WGET saves with wrong file and extension name possibly due to BASH


I`ve tried this on a few forum threads already. However I keep on getting the some failure as a result.

To replicate the problem :

Here is an url leading to a forum thread with 6 pages.

http://forex.kbpauk.ru/showflat.php/Cat/0/Number/107623/page/0/fpart/1/vc/1

What I typed into the console was :

wget "http://forex.kbpauk.ru/showflat.php/Cat/0/Number/107623/page/0/fpart/{1..6}/vc/1"

And here is what I got:

      --2018-06-14 10:44:17--  http://forex.kbpauk.ru/showflat.php/Cat/0/Number/107623/page/0/fpart/%7B1..6%7D/vc/1
    Resolving forex.kbpauk.ru (forex.kbpauk.ru)... 185.68.152.1
    Connecting to forex.kbpauk.ru (forex.kbpauk.ru)|185.68.152.1|:80... connected.
    HTTP request sent, awaiting response... 200 OK
    Length: unspecified [text/html]
    Saving to: '1'

1                                    [  <=>                                       ]  19.50K  58.7KB/s    in 0.3s

2018-06-14 10:44:17 (58.7 KB/s) - '1' saved [19970]

The file was saved as simply "1" with no extension as it seems.

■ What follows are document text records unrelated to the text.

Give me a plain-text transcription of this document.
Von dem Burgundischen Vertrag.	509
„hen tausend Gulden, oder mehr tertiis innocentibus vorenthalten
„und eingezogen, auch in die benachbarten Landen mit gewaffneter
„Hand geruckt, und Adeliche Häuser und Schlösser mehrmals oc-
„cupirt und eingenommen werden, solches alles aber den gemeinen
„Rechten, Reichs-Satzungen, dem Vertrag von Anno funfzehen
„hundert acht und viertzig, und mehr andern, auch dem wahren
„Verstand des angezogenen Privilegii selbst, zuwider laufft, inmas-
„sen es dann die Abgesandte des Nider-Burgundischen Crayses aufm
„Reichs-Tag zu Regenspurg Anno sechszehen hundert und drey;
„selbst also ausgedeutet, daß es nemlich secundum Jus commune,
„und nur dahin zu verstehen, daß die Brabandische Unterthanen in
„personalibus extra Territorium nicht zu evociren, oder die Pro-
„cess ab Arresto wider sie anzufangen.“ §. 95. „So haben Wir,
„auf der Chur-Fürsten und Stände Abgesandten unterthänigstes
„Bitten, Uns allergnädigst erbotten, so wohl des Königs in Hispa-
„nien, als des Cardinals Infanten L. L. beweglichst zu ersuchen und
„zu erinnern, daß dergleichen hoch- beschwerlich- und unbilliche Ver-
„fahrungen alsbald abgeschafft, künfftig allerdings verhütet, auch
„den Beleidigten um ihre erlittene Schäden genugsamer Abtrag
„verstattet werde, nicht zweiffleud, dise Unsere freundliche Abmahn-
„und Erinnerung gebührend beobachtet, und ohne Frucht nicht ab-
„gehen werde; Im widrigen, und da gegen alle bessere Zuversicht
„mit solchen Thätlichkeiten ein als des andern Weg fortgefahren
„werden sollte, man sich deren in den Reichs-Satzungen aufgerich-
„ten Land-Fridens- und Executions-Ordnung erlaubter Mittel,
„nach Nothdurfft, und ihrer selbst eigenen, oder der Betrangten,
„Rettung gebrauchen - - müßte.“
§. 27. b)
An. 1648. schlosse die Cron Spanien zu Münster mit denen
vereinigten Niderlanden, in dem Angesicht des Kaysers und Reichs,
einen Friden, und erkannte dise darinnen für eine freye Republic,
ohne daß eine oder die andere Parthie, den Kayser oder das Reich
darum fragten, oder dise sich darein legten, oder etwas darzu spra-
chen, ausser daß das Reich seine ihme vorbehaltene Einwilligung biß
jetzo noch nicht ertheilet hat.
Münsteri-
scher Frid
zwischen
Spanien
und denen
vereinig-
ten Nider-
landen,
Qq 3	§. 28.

My expectations were that the file will be saved with an .html extension, because its a webpage.

Im trying to get WGET to work, but if its possible to do what I want with CURL than I would also accept that as an answer.


Solution

  • Well, there's a couple of issues with what you're trying to do.

    1. The double quotes around your URL actually prevent Bash expansion, so you're not really downloading 6 files, but a single URL with "{1..6}" in it. You probably want to not have quotes around the URL to allow bash to expand it into 6 different parameters.

    2. I notice that all of the pages are called "1", irrespective of their actual page numbers. This means the server is always serving a page with the same name, making it very hard for Wget or any other tool to actually make a copy of the webpage.

    The real way to create a mirror of the forum would be to use this command line:

    $ wget -m --no-parent -k --adjust-extension http://forex.kbpauk.ru/showflat.php/Cat/0/Number/107623/page/0/fpart/1

    Let me explain what this command does:

    -m --mirror activates the mirror mode (recursion)
    --no-parent asks Wget to not go above the directory it starts from
    -k --convert-links will edit the HTML pages you download so that the links in them will point to the other local pages you have also downloaded. This allows you to browse the forum pages locally without needing to be online
    --adjust-extension This is the option you were originally looking for. It will cause Wget to save the file with a .html extension if it downloads a text/html file but the server did not provide an extension.